Conforme se refere num aresto do STJ de 09/03/2004 in www.dgsi.pt, a intenção de novar, expressamente manifestada, pressupõe uma “declaração compreensível na óptica de um declaratário normal, colocado na posição do declaratário real.”
Na verdade, toda a declaração, tanto a declaração expressa, como a declaração tácita, é passível de interpretação.

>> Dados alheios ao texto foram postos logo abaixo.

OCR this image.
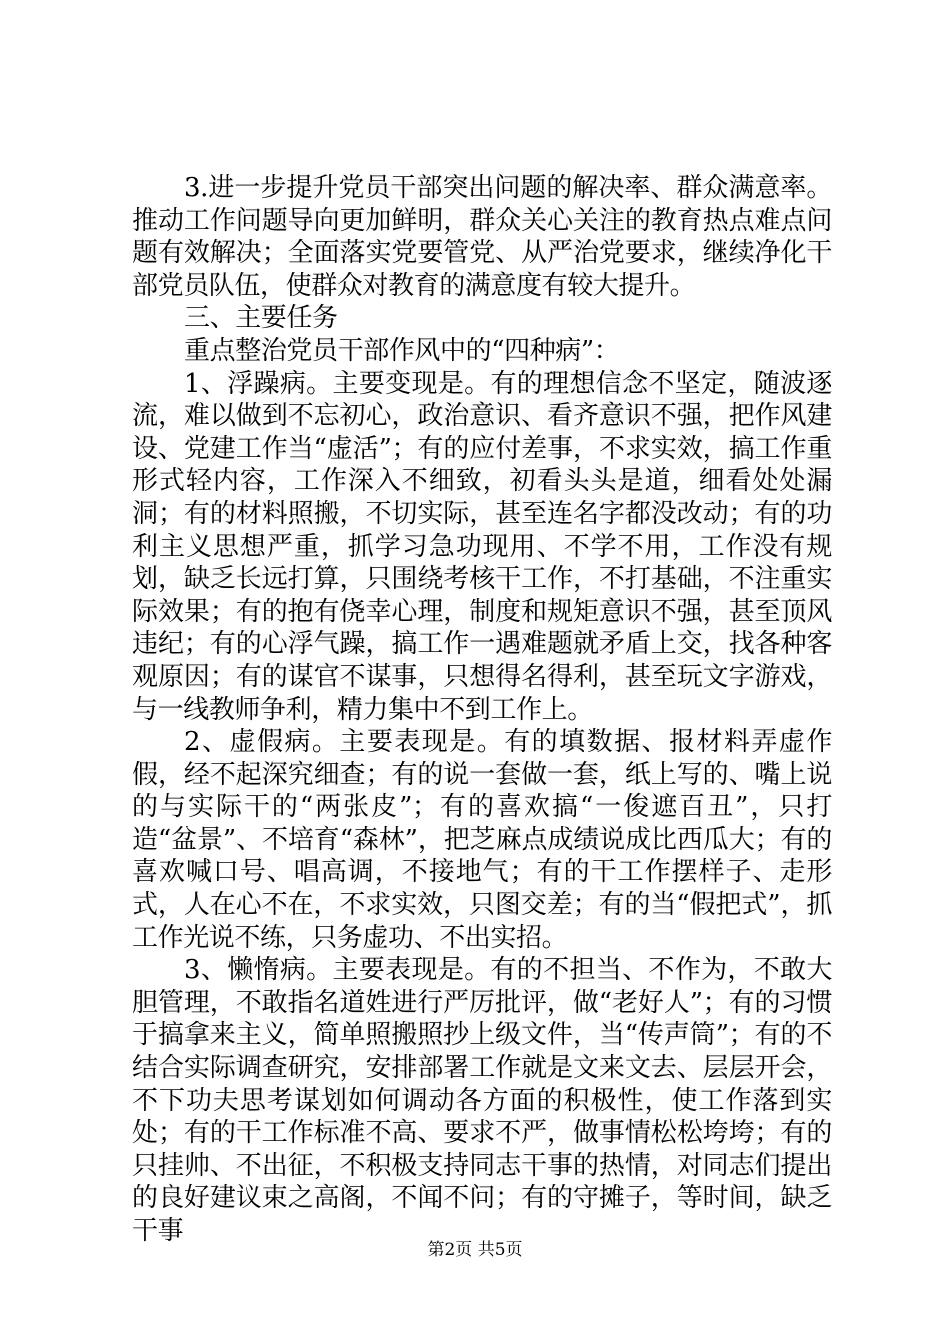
3.进一步提升党员干部突出问题的解决率、群众满意率。推动工作问题导向更加鲜明，群众关心关注的教育热点难点问题有效解决；全面落实党要管党、从严治党要求，继续净化干部党员队伍，使群众对教育的满意度有较大提升。

三、主要任务

重点整治党员干部作风中的“四种病”：

1、浮躁病。主要变现是。有的理想信念不坚定，随波逐流，难以做到不忘初心，政治意识、看齐意识不强，把作风建设、党建工作当“虚活”；有的应付差事，不求实效，搞工作重形式轻内容，工作深入不细致，初看头头是道，细看处处漏洞；有的材料照搬，不切实际，甚至连名字都没改动；有的功利主义思想严重，抓学习急功现用、不学不用，工作没有规划，缺乏长远打算，只围绕考核干工作，不打基础，不注重实际效果；有的抱有侥幸心理，制度和规矩意识不强，甚至顶风违纪；有的心浮气躁，搞工作一遇难题就矛盾上交，找各种客观原因；有的谋官不谋事，只想得名得利，甚至玩文字游戏，与一线教师争利，精力集中不到工作上。

2、虚假病。主要表现是。有的填数据、报材料弄虚作假，经不起深究细查；有的说一套做一套，纸上写的、嘴上说的与实际干的“两张皮”；有的喜欢搞“一俊遮百丑”，只打造“盆景”、不培育“森林”，把芝麻点成绩说成比西瓜大；有的喜欢喊口号、唱高调，不接地气；有的干工作摆样子、走形式，人在心不在，不求实效，只图交差；有的当“假把式”，抓工作光说不练，只务虚功、不出实招。

3、懒惰病。主要表现是。有的不担当、不作为，不敢大胆管理，不敢指名道姓进行严厉批评，做“老好人”；有的习惯于搞拿来主义，简单照搬照抄上级文件，当“传声筒”；有的不结合实际调查研究，安排部署工作就是文来文去、层层开会，不下功夫思考谋划如何调动各方面的积极性，使工作落到实处；有的干工作标准不高、要求不严，做事情松松垮垮；有的只挂帅、不出征，不积极支持同志干事的热情，对同志们提出的良好建议束之高阁，不闻不问；有的守摊子，等时间，缺乏干事

第2页 共5页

Como escreve Manuel de Andrade in Teoria Geral da Relação Jurídica”, Vol. II, Coimbra Editora, 1987, p. 133-134 “A declaração expressa não é incompatível com a necessidade de interpretação. Como aliás sucede também com todo o texto legal, requer sempre qualquer actividade interpretativa; o que pode é ser esta uma tarefa de elementar simplicidade, em vez de exigir um laborioso esforço mental (…).
[5] Este facto contém já nova redacção resultante da decisão da impugnação da matéria de facto.
[6] Cfr. Ana Prata, in O Contrato-Promessa e o Seu Regime Civil, 1995, pág. 332 e segs..
[7] Cfr. Inocêncio Galvão Teles, Direito das Obrigações, 7ª Edição/Reimpressão, Wolters Kluwer e Coimbra Editora, pág. 102.